48      Ensuite, il ressort du deuxième alinéa de ladite disposition, ainsi que du considérant 9 du règlement 2015/2120, à la lumière duquel il doit être lu, que, tout en étant tenus de respecter cette obligation générale, les fournisseurs de services d’accès à Internet conservent la possibilité d’adopter des mesures raisonnables de gestion du trafic. Toutefois, cette possibilité est soumise à la condition, notamment, que de telles mesures soient fondées sur des « différences objectives entre les exigences techniques en matière de qualité de service de certaines catégories spécifiques de trafic » et non pas sur des « considérations commerciales ». Est, en particulier, à regarder comme étant fondée sur de telles « considérations commerciales » toute mesure d’un fournisseur de services d’accès à Internet envers tout utilisateur final, tel que défini aux points 36 et 37 du présent arrêt, qui aboutit, sans reposer sur de telles différences objectives, à ne pas traiter de façon égale et sans discrimination les contenus, les applications ou les services proposés par les différents fournisseurs de contenus, d’applications ou de services.

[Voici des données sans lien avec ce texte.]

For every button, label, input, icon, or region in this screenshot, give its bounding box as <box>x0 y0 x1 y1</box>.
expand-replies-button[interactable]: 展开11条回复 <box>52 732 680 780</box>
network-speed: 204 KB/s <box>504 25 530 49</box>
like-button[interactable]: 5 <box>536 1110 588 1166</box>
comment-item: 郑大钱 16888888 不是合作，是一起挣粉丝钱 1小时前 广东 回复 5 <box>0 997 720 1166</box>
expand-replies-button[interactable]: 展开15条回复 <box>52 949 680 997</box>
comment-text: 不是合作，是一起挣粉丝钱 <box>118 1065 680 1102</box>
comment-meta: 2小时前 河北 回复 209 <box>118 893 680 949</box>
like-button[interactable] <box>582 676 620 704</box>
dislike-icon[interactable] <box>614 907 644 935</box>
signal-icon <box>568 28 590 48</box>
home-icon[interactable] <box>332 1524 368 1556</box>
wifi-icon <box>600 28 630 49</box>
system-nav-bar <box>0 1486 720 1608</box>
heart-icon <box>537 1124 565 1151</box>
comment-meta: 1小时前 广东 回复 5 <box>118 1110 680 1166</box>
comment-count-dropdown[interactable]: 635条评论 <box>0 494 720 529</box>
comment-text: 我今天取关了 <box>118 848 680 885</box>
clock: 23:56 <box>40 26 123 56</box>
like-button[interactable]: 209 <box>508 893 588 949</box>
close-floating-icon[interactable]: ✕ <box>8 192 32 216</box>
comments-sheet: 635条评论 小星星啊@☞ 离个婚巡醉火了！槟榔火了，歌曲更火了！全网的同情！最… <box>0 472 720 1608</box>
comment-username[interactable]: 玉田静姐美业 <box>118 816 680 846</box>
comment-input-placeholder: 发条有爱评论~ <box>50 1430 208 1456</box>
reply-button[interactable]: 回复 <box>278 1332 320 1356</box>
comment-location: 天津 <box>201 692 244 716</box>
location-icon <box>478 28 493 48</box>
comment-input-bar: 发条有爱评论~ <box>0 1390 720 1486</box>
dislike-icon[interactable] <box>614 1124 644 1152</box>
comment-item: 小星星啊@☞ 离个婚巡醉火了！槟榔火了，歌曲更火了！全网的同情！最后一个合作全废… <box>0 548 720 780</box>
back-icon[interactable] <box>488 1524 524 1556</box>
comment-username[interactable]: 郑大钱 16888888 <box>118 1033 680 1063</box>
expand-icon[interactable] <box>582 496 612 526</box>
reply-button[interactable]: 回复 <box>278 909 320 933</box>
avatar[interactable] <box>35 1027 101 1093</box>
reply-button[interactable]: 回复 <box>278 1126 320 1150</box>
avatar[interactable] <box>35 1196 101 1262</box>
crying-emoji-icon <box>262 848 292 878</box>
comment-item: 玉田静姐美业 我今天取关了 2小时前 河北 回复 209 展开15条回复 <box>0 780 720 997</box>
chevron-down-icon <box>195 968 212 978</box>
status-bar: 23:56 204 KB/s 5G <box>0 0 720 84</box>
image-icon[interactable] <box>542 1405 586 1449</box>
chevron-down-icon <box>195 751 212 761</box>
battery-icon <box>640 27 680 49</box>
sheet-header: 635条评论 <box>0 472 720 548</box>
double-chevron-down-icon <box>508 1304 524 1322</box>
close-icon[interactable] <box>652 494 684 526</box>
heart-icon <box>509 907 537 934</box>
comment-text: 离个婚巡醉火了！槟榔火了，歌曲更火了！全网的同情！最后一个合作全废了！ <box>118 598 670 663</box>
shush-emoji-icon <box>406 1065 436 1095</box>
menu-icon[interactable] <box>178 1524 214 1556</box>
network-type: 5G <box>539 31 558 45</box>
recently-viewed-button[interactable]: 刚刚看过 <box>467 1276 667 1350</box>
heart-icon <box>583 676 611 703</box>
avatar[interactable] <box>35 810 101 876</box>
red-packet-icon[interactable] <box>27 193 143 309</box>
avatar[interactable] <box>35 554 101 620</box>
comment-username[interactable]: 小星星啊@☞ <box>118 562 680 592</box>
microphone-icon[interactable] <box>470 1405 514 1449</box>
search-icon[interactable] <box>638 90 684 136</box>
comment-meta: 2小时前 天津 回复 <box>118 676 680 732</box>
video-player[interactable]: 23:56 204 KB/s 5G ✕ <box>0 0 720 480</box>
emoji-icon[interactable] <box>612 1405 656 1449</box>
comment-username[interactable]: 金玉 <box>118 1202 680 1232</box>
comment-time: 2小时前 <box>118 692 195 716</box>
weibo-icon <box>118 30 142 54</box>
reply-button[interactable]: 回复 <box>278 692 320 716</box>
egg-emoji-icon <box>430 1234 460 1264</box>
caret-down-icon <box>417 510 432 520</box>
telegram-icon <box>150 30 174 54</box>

49      Enfin, il résulte du troisième alinéa de l’article 3, paragraphe 3, du règlement 2015/2120 que, à moins d’avoir été adoptées pour une durée déterminée et d’être nécessaires pour permettre à un fournisseur de services d’accès à Internet, soit de se conformer à une obligation légale, soit de préserver l’intégrité et la sûreté du réseau, soit de prévenir ou de remédier à sa congestion, toutes les mesures consistant à bloquer, à ralentir, à modifier, à restreindre, à perturber, à dégrader ou à traiter de manière discriminatoire, notamment, des applications ou des services spécifiques, ne sauraient être considérées comme étant raisonnables au sens du deuxième alinéa de cette disposition et sont, partant, à regarder, en tant que telles, comme étant incompatibles avec celle-ci.

Le droit dit par la Cour de justice

L’article 3 du règlement (UE) 2015/2120 du Parlement européen et du Conseil, du 25 novembre 2015, établissant des mesures relatives à l’accès à un internet ouvert et modifiant la directive 2002/22/CE concernant le service universel et les droits des utilisateurs au regard des réseaux et services de communications électroniques et le règlement (UE) no 531/2012 concernant l’itinérance sur les réseaux publics de communications mobiles à l’intérieur de l’Union, doit être interprété en ce sens que des offres groupées mises en œuvre par un fournisseur de services d’accès à Internet au moyen d’accords conclus avec des utilisateurs finals, aux termes desquelles ces derniers peuvent acheter un forfait leur donnant le droit d’utiliser sans restrictions un volume de données déterminé, sans que soit décomptée l’utilisation de certaines applications et de certains services spécifiques relevant d’un « tarif nul », et, une fois épuisé ce volume de données, peuvent continuer à utiliser sans restrictions ces applications et ces services spécifiques, pendant que des mesures de blocage ou de ralentissement de trafic sont appliquées aux autres applications et services disponibles :

–        sont incompatibles avec le paragraphe 2 de cet article, lu conjointement avec le paragraphe 1 de celui-ci, dès lors que ces offres groupées, ces accords et ces mesures de blocage ou de ralentissement limitent l’exercice des droits des utilisateurs finals, et

–        sont incompatibles avec le paragraphe 3 dudit article dès lors que lesdites mesures de blocage ou de ralentissement sont fondées sur des considérations commerciales.